40 minutes, c'est très court, et le set ne comprend que 8 titres, si on écarte le mythique instrumental "The Ultra-Violence" limité à sa seule intro. Killing Season, l'excellent dernier album en date du combo, est particulièrement mis à l'honneur puisque la moitié du show lui est consacré. On n'en doutait pas une seule seconde, mais les titres qui en sont tirés sont de vraies tueries en live. "Lord of Hate" produit le même effet que sur l'album : un gigantesque coup de genou dans les valseuses d'entrée de jeu, avec toujours ce fameux cri d'Osegueda. Rajoutez "Evil Priest" et son accélération infernale, et vous aurez très vite compris que personne ne s'en relèvera. Surtout avec une setlist aussi judicieusement choisie : les quelques moments d'accalmie plus mélodiques comme "Buried Alive" ou "Seemingly Endless Time" sont immédiatement compensés par des concentrés d'agressivité comme "Dethroned" ou "Thrown to the Wolves". Autant de titres sur lesquels la performance d'Andy Galeon, qui allie puissance, technique et feeling, nous laisse pantois. Une leçon que devraient méditer les batteurs interchangeables des groupes issus de la nouvelle vague du thrash !

Les interviews données par Death Angel pour la promo de leur dernier album avaient laissé apparaître une connexion inattendue avec Danko Jones. Étant donné que le bouillant guitariste canadien était programmé juste après sur l'autre scène, on s'attendait presque à le voir débouler sur scène (magie des festivals oblige). C'est chose faite sur "Bored", choix évident sur lequel il se charge de scander les fameux « I'm bored ! ». L'horloge tourne (vite) et l'heure du dernier morceau approche à grands pas. On attendait "Kill As One", mais c'est le riff tranchant de "Thrown to the Wolves" qui retentit.
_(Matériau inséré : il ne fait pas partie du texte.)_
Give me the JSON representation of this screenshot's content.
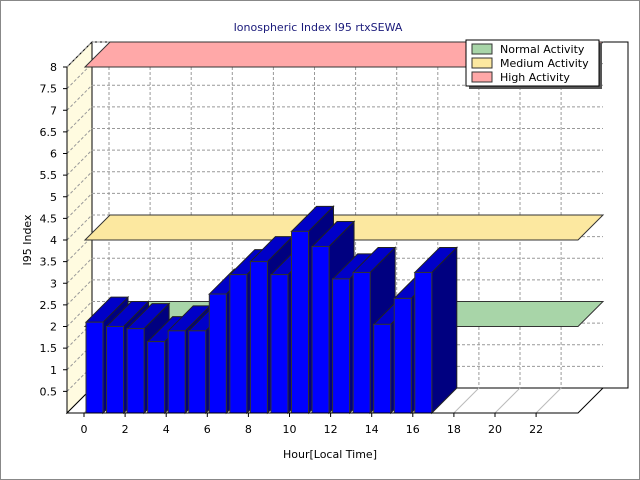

Oui, vous avez bien lu : Death Angel s'est même payé le luxe de ne pas jouer son hymne "Kill as One" ! Remarquez, on ne perd pas vraiment au change car "Thrown to the Wolves" a lui aussi tout d'un hymne, le caractère historique en moins. Osegueda en vire même son T-shirt aux couleurs du 45 tours "Jump in the Fire" de Metallica et finit torse nu, alors que la température n'a encore rien d'estival (ça va bien changer par la suite). Voilà une putain de conclusion pour un putain de concert d'un putain de groupe.
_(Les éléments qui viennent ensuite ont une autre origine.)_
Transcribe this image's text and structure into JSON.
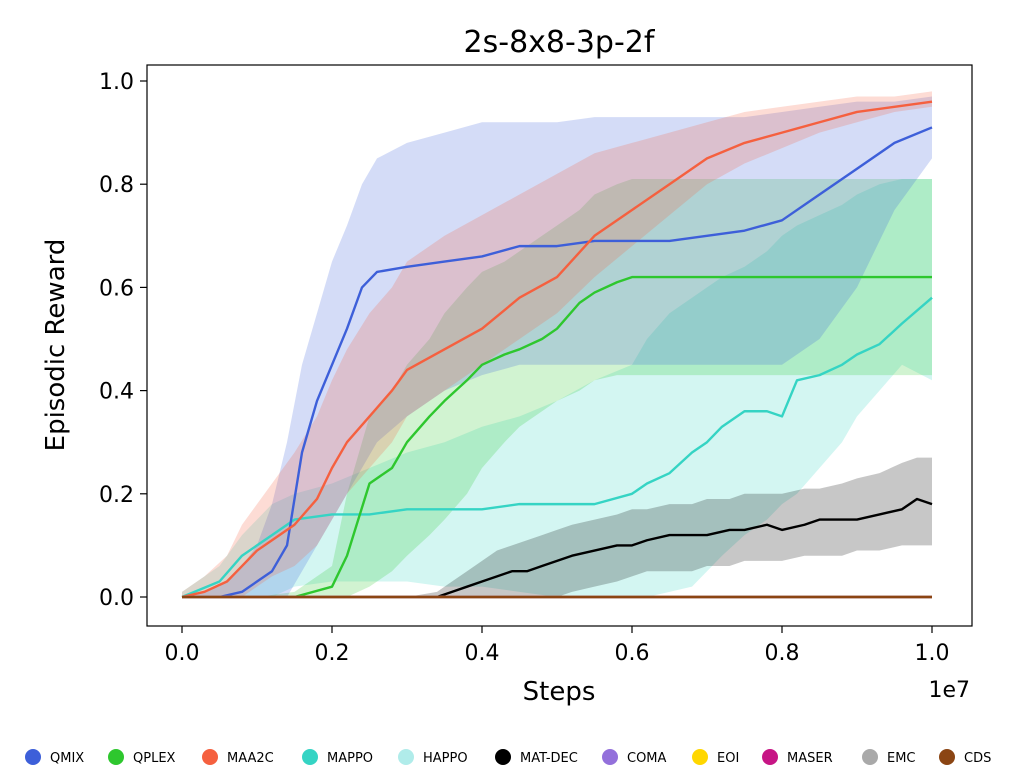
{
  "chart_data": {
    "type": "line",
    "title": "2s-8x8-3p-2f",
    "xlabel": "Steps",
    "ylabel": "Episodic Reward",
    "x_scale_label": "1e7",
    "xlim": [
      0,
      1.0
    ],
    "ylim": [
      -0.05,
      1.03
    ],
    "x_ticks": [
      "0.0",
      "0.2",
      "0.4",
      "0.6",
      "0.8",
      "1.0"
    ],
    "y_ticks": [
      "0.0",
      "0.2",
      "0.4",
      "0.6",
      "0.8",
      "1.0"
    ],
    "grid": false,
    "legend_position": "bottom",
    "series": [
      {
        "name": "QMIX",
        "color": "#3d5fd9",
        "x": [
          0,
          0.05,
          0.08,
          0.1,
          0.12,
          0.14,
          0.16,
          0.18,
          0.2,
          0.22,
          0.24,
          0.26,
          0.3,
          0.35,
          0.4,
          0.45,
          0.5,
          0.55,
          0.6,
          0.65,
          0.7,
          0.75,
          0.8,
          0.85,
          0.9,
          0.95,
          1.0
        ],
        "y": [
          0,
          0,
          0.01,
          0.03,
          0.05,
          0.1,
          0.28,
          0.38,
          0.45,
          0.52,
          0.6,
          0.63,
          0.64,
          0.65,
          0.66,
          0.68,
          0.68,
          0.69,
          0.69,
          0.69,
          0.7,
          0.71,
          0.73,
          0.78,
          0.83,
          0.88,
          0.91
        ],
        "lower": [
          0,
          0,
          0,
          0,
          0,
          0,
          0.05,
          0.1,
          0.15,
          0.2,
          0.25,
          0.3,
          0.35,
          0.4,
          0.43,
          0.45,
          0.45,
          0.45,
          0.45,
          0.45,
          0.45,
          0.45,
          0.45,
          0.5,
          0.6,
          0.75,
          0.85
        ],
        "upper": [
          0,
          0.02,
          0.06,
          0.1,
          0.18,
          0.3,
          0.45,
          0.55,
          0.65,
          0.72,
          0.8,
          0.85,
          0.88,
          0.9,
          0.92,
          0.92,
          0.92,
          0.93,
          0.93,
          0.93,
          0.93,
          0.93,
          0.94,
          0.95,
          0.96,
          0.96,
          0.97
        ]
      },
      {
        "name": "QPLEX",
        "color": "#2ec72e",
        "x": [
          0,
          0.1,
          0.15,
          0.2,
          0.22,
          0.25,
          0.28,
          0.3,
          0.33,
          0.35,
          0.38,
          0.4,
          0.43,
          0.45,
          0.48,
          0.5,
          0.53,
          0.55,
          0.58,
          0.6,
          0.65,
          0.7,
          0.75,
          0.8,
          0.85,
          0.9,
          0.95,
          1.0
        ],
        "y": [
          0,
          0,
          0,
          0.02,
          0.08,
          0.22,
          0.25,
          0.3,
          0.35,
          0.38,
          0.42,
          0.45,
          0.47,
          0.48,
          0.5,
          0.52,
          0.57,
          0.59,
          0.61,
          0.62,
          0.62,
          0.62,
          0.62,
          0.62,
          0.62,
          0.62,
          0.62,
          0.62
        ],
        "lower": [
          0,
          0,
          0,
          0,
          0,
          0.02,
          0.05,
          0.08,
          0.12,
          0.15,
          0.2,
          0.25,
          0.3,
          0.33,
          0.36,
          0.38,
          0.4,
          0.42,
          0.43,
          0.43,
          0.43,
          0.43,
          0.43,
          0.43,
          0.43,
          0.43,
          0.43,
          0.43
        ],
        "upper": [
          0,
          0,
          0.01,
          0.06,
          0.2,
          0.35,
          0.4,
          0.45,
          0.5,
          0.55,
          0.6,
          0.63,
          0.65,
          0.67,
          0.7,
          0.72,
          0.75,
          0.78,
          0.8,
          0.81,
          0.81,
          0.81,
          0.81,
          0.81,
          0.81,
          0.81,
          0.81,
          0.81
        ]
      },
      {
        "name": "MAA2C",
        "color": "#f5603f",
        "x": [
          0,
          0.03,
          0.06,
          0.08,
          0.1,
          0.12,
          0.15,
          0.18,
          0.2,
          0.22,
          0.25,
          0.28,
          0.3,
          0.35,
          0.4,
          0.45,
          0.5,
          0.55,
          0.6,
          0.65,
          0.7,
          0.75,
          0.8,
          0.85,
          0.9,
          0.95,
          1.0
        ],
        "y": [
          0,
          0.01,
          0.03,
          0.06,
          0.09,
          0.11,
          0.14,
          0.19,
          0.25,
          0.3,
          0.35,
          0.4,
          0.44,
          0.48,
          0.52,
          0.58,
          0.62,
          0.7,
          0.75,
          0.8,
          0.85,
          0.88,
          0.9,
          0.92,
          0.94,
          0.95,
          0.96
        ],
        "lower": [
          0,
          0,
          0,
          0,
          0.02,
          0.04,
          0.06,
          0.1,
          0.15,
          0.2,
          0.25,
          0.3,
          0.35,
          0.4,
          0.45,
          0.5,
          0.55,
          0.62,
          0.68,
          0.74,
          0.8,
          0.84,
          0.87,
          0.9,
          0.92,
          0.94,
          0.95
        ],
        "upper": [
          0.01,
          0.04,
          0.08,
          0.14,
          0.18,
          0.22,
          0.28,
          0.35,
          0.42,
          0.48,
          0.55,
          0.6,
          0.65,
          0.7,
          0.74,
          0.78,
          0.82,
          0.86,
          0.88,
          0.9,
          0.92,
          0.94,
          0.95,
          0.96,
          0.97,
          0.97,
          0.98
        ]
      },
      {
        "name": "MAPPO",
        "color": "#35d4c4",
        "x": [
          0,
          0.05,
          0.08,
          0.1,
          0.12,
          0.15,
          0.2,
          0.25,
          0.3,
          0.35,
          0.4,
          0.45,
          0.5,
          0.55,
          0.6,
          0.62,
          0.65,
          0.68,
          0.7,
          0.72,
          0.75,
          0.78,
          0.8,
          0.82,
          0.85,
          0.88,
          0.9,
          0.93,
          0.96,
          1.0
        ],
        "y": [
          0,
          0.03,
          0.08,
          0.1,
          0.12,
          0.15,
          0.16,
          0.16,
          0.17,
          0.17,
          0.17,
          0.18,
          0.18,
          0.18,
          0.2,
          0.22,
          0.24,
          0.28,
          0.3,
          0.33,
          0.36,
          0.36,
          0.35,
          0.42,
          0.43,
          0.45,
          0.47,
          0.49,
          0.53,
          0.58
        ],
        "lower": [
          0,
          0,
          0,
          0,
          0,
          0.02,
          0.03,
          0.03,
          0.03,
          0.02,
          0.02,
          0.01,
          0,
          0,
          0,
          0,
          0.01,
          0.02,
          0.05,
          0.08,
          0.12,
          0.15,
          0.18,
          0.2,
          0.25,
          0.3,
          0.35,
          0.4,
          0.45,
          0.42
        ],
        "upper": [
          0.01,
          0.06,
          0.12,
          0.15,
          0.18,
          0.2,
          0.22,
          0.25,
          0.28,
          0.3,
          0.33,
          0.35,
          0.38,
          0.42,
          0.45,
          0.5,
          0.55,
          0.58,
          0.6,
          0.62,
          0.64,
          0.67,
          0.7,
          0.72,
          0.74,
          0.76,
          0.78,
          0.8,
          0.81,
          0.81
        ]
      },
      {
        "name": "HAPPO",
        "color": "#b0ecea",
        "x": [
          0,
          0.2,
          0.4,
          0.6,
          0.8,
          1.0
        ],
        "y": [
          0,
          0,
          0,
          0,
          0,
          0
        ],
        "lower": [
          0,
          0,
          0,
          0,
          0,
          0
        ],
        "upper": [
          0,
          0,
          0,
          0,
          0,
          0
        ]
      },
      {
        "name": "MAT-DEC",
        "color": "#000000",
        "x": [
          0,
          0.3,
          0.34,
          0.36,
          0.38,
          0.4,
          0.42,
          0.44,
          0.46,
          0.48,
          0.5,
          0.52,
          0.55,
          0.58,
          0.6,
          0.62,
          0.65,
          0.68,
          0.7,
          0.73,
          0.75,
          0.78,
          0.8,
          0.83,
          0.85,
          0.88,
          0.9,
          0.93,
          0.96,
          0.98,
          1.0
        ],
        "y": [
          0,
          0,
          0,
          0.01,
          0.02,
          0.03,
          0.04,
          0.05,
          0.05,
          0.06,
          0.07,
          0.08,
          0.09,
          0.1,
          0.1,
          0.11,
          0.12,
          0.12,
          0.12,
          0.13,
          0.13,
          0.14,
          0.13,
          0.14,
          0.15,
          0.15,
          0.15,
          0.16,
          0.17,
          0.19,
          0.18
        ],
        "lower": [
          0,
          0,
          0,
          0,
          0,
          0,
          0,
          0,
          0,
          0,
          0,
          0.01,
          0.02,
          0.03,
          0.04,
          0.05,
          0.05,
          0.05,
          0.06,
          0.06,
          0.07,
          0.07,
          0.07,
          0.08,
          0.08,
          0.08,
          0.09,
          0.09,
          0.1,
          0.1,
          0.1
        ],
        "upper": [
          0,
          0,
          0.01,
          0.03,
          0.05,
          0.07,
          0.09,
          0.1,
          0.11,
          0.12,
          0.13,
          0.14,
          0.15,
          0.16,
          0.17,
          0.17,
          0.18,
          0.18,
          0.19,
          0.19,
          0.2,
          0.2,
          0.2,
          0.21,
          0.21,
          0.22,
          0.23,
          0.24,
          0.26,
          0.27,
          0.27
        ]
      },
      {
        "name": "COMA",
        "color": "#9370db",
        "x": [
          0,
          0.2,
          0.4,
          0.6,
          0.8,
          1.0
        ],
        "y": [
          0,
          0,
          0,
          0,
          0,
          0
        ],
        "lower": [
          0,
          0,
          0,
          0,
          0,
          0
        ],
        "upper": [
          0,
          0,
          0,
          0,
          0,
          0
        ]
      },
      {
        "name": "EOI",
        "color": "#ffd700",
        "x": [
          0,
          0.2,
          0.4,
          0.6,
          0.8,
          1.0
        ],
        "y": [
          0,
          0,
          0,
          0,
          0,
          0
        ],
        "lower": [
          0,
          0,
          0,
          0,
          0,
          0
        ],
        "upper": [
          0,
          0,
          0,
          0,
          0,
          0
        ]
      },
      {
        "name": "MASER",
        "color": "#c71585",
        "x": [
          0,
          0.2,
          0.4,
          0.6,
          0.8,
          1.0
        ],
        "y": [
          0,
          0,
          0,
          0,
          0,
          0
        ],
        "lower": [
          0,
          0,
          0,
          0,
          0,
          0
        ],
        "upper": [
          0,
          0,
          0,
          0,
          0,
          0
        ]
      },
      {
        "name": "EMC",
        "color": "#a9a9a9",
        "x": [
          0,
          0.2,
          0.4,
          0.6,
          0.8,
          1.0
        ],
        "y": [
          0,
          0,
          0,
          0,
          0,
          0
        ],
        "lower": [
          0,
          0,
          0,
          0,
          0,
          0
        ],
        "upper": [
          0,
          0,
          0,
          0,
          0,
          0
        ]
      },
      {
        "name": "CDS",
        "color": "#8b4513",
        "x": [
          0,
          0.2,
          0.4,
          0.6,
          0.8,
          1.0
        ],
        "y": [
          0,
          0,
          0,
          0,
          0,
          0
        ],
        "lower": [
          0,
          0,
          0,
          0,
          0,
          0
        ],
        "upper": [
          0,
          0,
          0,
          0,
          0,
          0
        ]
      }
    ]
  }
}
Avant ce concert, une poignée de privilégiés (dont votre serviteur) savaient déjà que Death Angel sur scène, c'était le carnage assuré. Ce set passé trop rapidement aura probablement été une révélation pour beaucoup d'autres, désormais prêts à répandre la bonne parole à leur tour. Car il faut le dire et le répéter : ce groupe est une machine de guerre sur scène (et en studio aussi d'ailleurs), et ce show en fut une nouvelle preuve. Assurément la première grosse mandale de ce Hellfest 2008.